Under GDPR, you must demonstrate that you’re implementing data protection by design and by default. This could change everything from how you design databases to who gets access to data.
GDPR also sets up reporting guidelines regarding potential data breaches. If a breach poses a risk to individuals, it must be reported to the DPA within 72 hours. In the UK, that means the Information Commissioner’s Office (ICO). Affected individuals must also be notified.
GDPR requires that you be able to provide evidence that you comply. That means writing down your procedures for handling personal data. You’ll also need to document the data security methods you employ and plans for handling a data breach. Ensure that your data processing has a lawful basis, and record what that is.
GDPR compliance checklist
All of this can feel a little complicated, but the following checklist will help you power through the requirements:
- Identify and document your lawful basis for your processing activity.
- Determine what personal information you have, where it came from, and who you share it with.
- Implement a plan for how you will delete personal data, enable updating, or provide it in a commonly used format upon request.
- Ensure that you obtain and record consent for every collection and use of personal data. For example, you can no longer use pre-ticked boxes to opt in or default to acceptance of policies.
- Plan for and document how you will detect, respond to, and report a personal data breach.
- Familiarize yourself with data protection by design practices and work out how to implement these principles for your site.
- Consider designating an official data protection officer (DPO). Some organizations are required to designate a DPO, but for others, it’s optional though recommended.
GDPR has consent specifications for sites that serve children, but if you’re complying with the Children’s Online Privacy Protection rule (COPPA), then you have this covered.

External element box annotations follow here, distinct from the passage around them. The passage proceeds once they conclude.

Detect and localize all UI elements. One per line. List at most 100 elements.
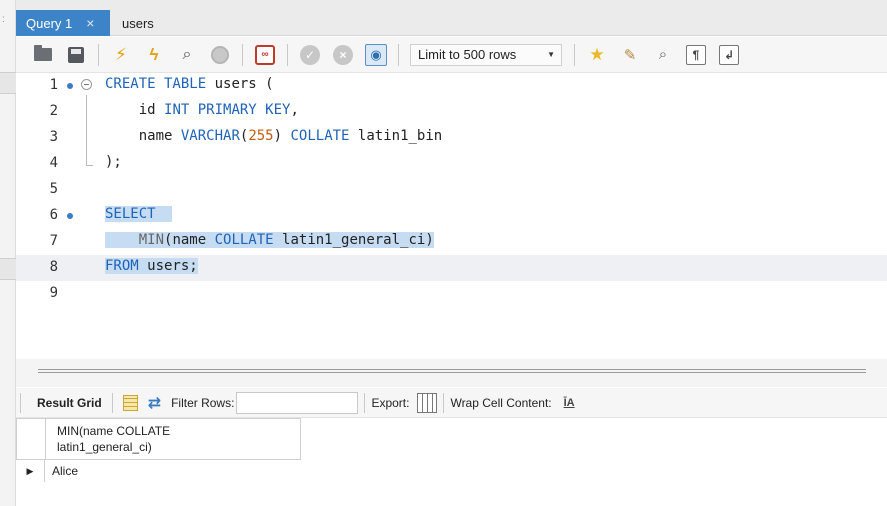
table-cell[interactable]: Alice <box>52 464 78 478</box>
line-number: 6 <box>49 207 58 223</box>
result-toolbar: Result Grid ⇄ Filter Rows: Export: Wrap … <box>16 388 887 418</box>
invisible-chars-icon[interactable]: ¶ <box>685 44 707 66</box>
keyword: VARCHAR <box>180 128 240 144</box>
column-header[interactable]: MIN(name COLLATE latin1_general_ci) <box>57 423 297 455</box>
sql-editor-toolbar: ⚡ ϟ ⌕ ∞ ✓ × ◉ Limit to 500 rows ▼ ★ ✎ ⌕ … <box>16 37 887 73</box>
code-token: , <box>290 102 299 118</box>
number-literal: 255 <box>248 128 274 144</box>
code-line: 3 name VARCHAR(255) COLLATE latin1_bin <box>16 125 887 151</box>
filter-rows-label: Filter Rows: <box>171 395 235 410</box>
find-icon[interactable]: ⌕ <box>652 44 674 66</box>
toolbar-divider <box>574 43 575 66</box>
keyword: FROM <box>105 258 139 274</box>
panel-splitter[interactable] <box>16 359 887 387</box>
code-line: 2 id INT PRIMARY KEY, <box>16 99 887 125</box>
column-header-line: MIN(name COLLATE <box>57 424 171 438</box>
bookmark-icon[interactable]: ★ <box>586 44 608 66</box>
code-token: users ( <box>206 76 274 92</box>
filter-rows-input[interactable] <box>236 391 359 414</box>
result-grid-tab[interactable]: Result Grid <box>27 396 106 410</box>
code-token: (name <box>164 232 215 248</box>
result-grid: MIN(name COLLATE latin1_general_ci) ▶ Al… <box>16 418 887 506</box>
table-row[interactable]: ▶ Alice <box>16 460 301 482</box>
refresh-icon[interactable]: ⇄ <box>148 393 161 413</box>
line-number: 2 <box>49 103 58 119</box>
limit-rows-value: Limit to 500 rows <box>418 47 517 62</box>
keyword: CREATE TABLE <box>105 76 207 92</box>
keyword: SELECT <box>105 206 156 222</box>
keyword: COLLATE <box>290 128 350 144</box>
code-token: name <box>138 128 181 144</box>
column-header-line: latin1_general_ci) <box>57 440 152 454</box>
statement-dot-icon <box>67 213 73 219</box>
line-number: 5 <box>49 181 58 197</box>
side-panel-marker <box>0 258 16 280</box>
fold-toggle-icon[interactable] <box>81 79 92 90</box>
sql-editor[interactable]: 1 CREATE TABLE users ( 2 id INT PRIMARY … <box>16 73 887 359</box>
export-label: Export: <box>371 395 410 410</box>
toggle-error-icon[interactable]: ∞ <box>254 44 276 66</box>
code-line: 7 MIN(name COLLATE latin1_general_ci) <box>16 229 887 255</box>
autocommit-icon[interactable]: ◉ <box>365 43 387 66</box>
code-line: 5 <box>16 177 887 203</box>
tab-bar: Query 1 × users <box>16 0 887 36</box>
grid-view-icon[interactable] <box>122 394 138 411</box>
toolbar-divider <box>242 43 243 66</box>
tab-label: users <box>122 15 154 31</box>
line-number: 3 <box>49 129 58 145</box>
line-number: 7 <box>49 233 58 249</box>
tab-query-1[interactable]: Query 1 × <box>16 10 110 36</box>
code-line: 4 ); <box>16 151 887 177</box>
toolbar-divider <box>111 392 113 413</box>
keyword: COLLATE <box>214 232 274 248</box>
toolbar-divider <box>364 392 366 413</box>
selection: FROM users; <box>105 258 198 274</box>
limit-rows-select[interactable]: Limit to 500 rows ▼ <box>410 43 562 66</box>
selection: SELECT <box>105 206 173 222</box>
execute-icon[interactable]: ⚡ <box>110 44 132 66</box>
explain-icon[interactable]: ⌕ <box>176 44 198 66</box>
code-line: 9 <box>16 281 887 307</box>
code-text: CREATE TABLE users ( <box>105 76 274 92</box>
code-text: ); <box>105 154 122 170</box>
commit-icon[interactable]: ✓ <box>299 44 321 66</box>
code-token: users; <box>138 258 198 274</box>
selection: MIN(name COLLATE latin1_general_ci) <box>105 232 434 248</box>
splitter-handle[interactable] <box>38 369 866 373</box>
code-line: 6 SELECT <box>16 203 887 229</box>
wrap-cell-content-icon[interactable]: ĪA <box>564 397 575 409</box>
beautify-icon[interactable]: ✎ <box>619 44 641 66</box>
code-token: id <box>138 102 165 118</box>
code-text: MIN(name COLLATE latin1_general_ci) <box>105 232 434 248</box>
code-text: id INT PRIMARY KEY, <box>105 102 299 118</box>
code-text: FROM users; <box>105 258 198 274</box>
line-number: 1 <box>49 77 58 93</box>
code-token: latin1_general_ci) <box>273 232 434 248</box>
wrap-cell-content-label: Wrap Cell Content: <box>450 395 552 410</box>
close-tab-icon[interactable]: × <box>86 15 94 31</box>
side-panel-dots: : <box>2 14 5 25</box>
toolbar-divider <box>98 43 99 66</box>
code-text: name VARCHAR(255) COLLATE latin1_bin <box>105 128 443 144</box>
save-icon[interactable] <box>65 44 87 66</box>
export-icon[interactable] <box>417 392 438 413</box>
tab-users[interactable]: users <box>112 10 164 36</box>
grid-header: MIN(name COLLATE latin1_general_ci) <box>16 418 301 460</box>
rollback-icon[interactable]: × <box>332 44 354 66</box>
stop-icon[interactable] <box>209 44 231 66</box>
execute-current-icon[interactable]: ϟ <box>143 44 165 66</box>
code-token: ) <box>273 128 291 144</box>
side-panel-edge: : <box>0 0 16 506</box>
grid-corner <box>17 419 46 459</box>
toolbar-divider <box>287 43 288 66</box>
code-text: SELECT <box>105 206 173 222</box>
open-folder-icon[interactable] <box>32 44 54 66</box>
row-pointer-icon: ▶ <box>16 460 45 482</box>
keyword: INT PRIMARY KEY <box>164 102 291 118</box>
tab-label: Query 1 <box>26 15 73 31</box>
chevron-down-icon: ▼ <box>547 50 555 59</box>
wrap-icon[interactable]: ↲ <box>718 44 740 66</box>
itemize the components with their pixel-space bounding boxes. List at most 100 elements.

In a future article, we’ll discuss specific modifications to help make your website GDPR compliant. In the meantime, there are three key aspects to keep in mind: transparency, consent, and security. Make it clear what you’re using data for, obtain specific consent for every use (even for cookies), and keep personal data tightly locked up by using security best practices.
The above content should not be construed as legal or tax advice. Always consult an attorney or tax professional regarding your specific legal or tax situation.